Phase Plane, real unequal eigenvalues of the same sign

I have the following eigenvalues: r_1 = 4, r_2 = 2, which gives me the eigenvectors v_1 = [1, 1] and v_2 = [1,3] for r_1 and r_2 respectively. How should I draw the phase plane for this? This gives me two vectors that both approach infinity when t -> infinity? I've tried to find an example problem that draws the phase plane for this with no success. If anyone could either explain and/or point me to an example with this type of eigenvalues/vectors then that would be great. Thanks. :-)

Re: Phase Plane, real unequal eigenvalues of the same sign

First, draw the lines corresponding to the eigenvectors. If both eigenvectors are positive, this is a "source", if negative, a "sink". **Every** line through the equilibrium point is a solution. In order to show the difference in eigenvalues, one thing you can do is draw the lines **denser** (closer together) close to the eigenvector with larger eigenvalue, farther apart close to the eigenvector with smaller eigenvalue.

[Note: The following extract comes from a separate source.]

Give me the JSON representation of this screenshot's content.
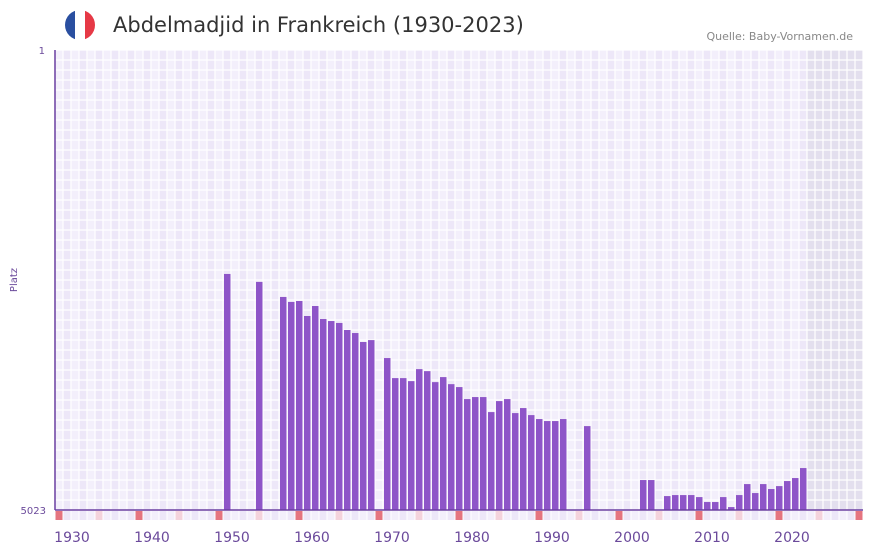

Re: Phase Plane, real unequal eigenvalues of the same sign

Quote:

Originally Posted by

**HallsofIvy** First, draw the lines corresponding to the eigenvectors. If both eigenvectors are positive, this is a "source", if negative, a "sink". **Every** line through the equilibrium point is a solution. In order to show the difference in eigenvalues, one thing you can do is draw the lines **denser** (closer together) close to the eigenvector with larger eigenvalue, farther apart close to the eigenvector with smaller eigenvalue.

Thank you for the input. However what I don't know how to do is how to draw the actual solutions, i.e. the lines that are drawn between the eigenvectors. What does it look like? Do you know what I could search for to find an example of how to do this?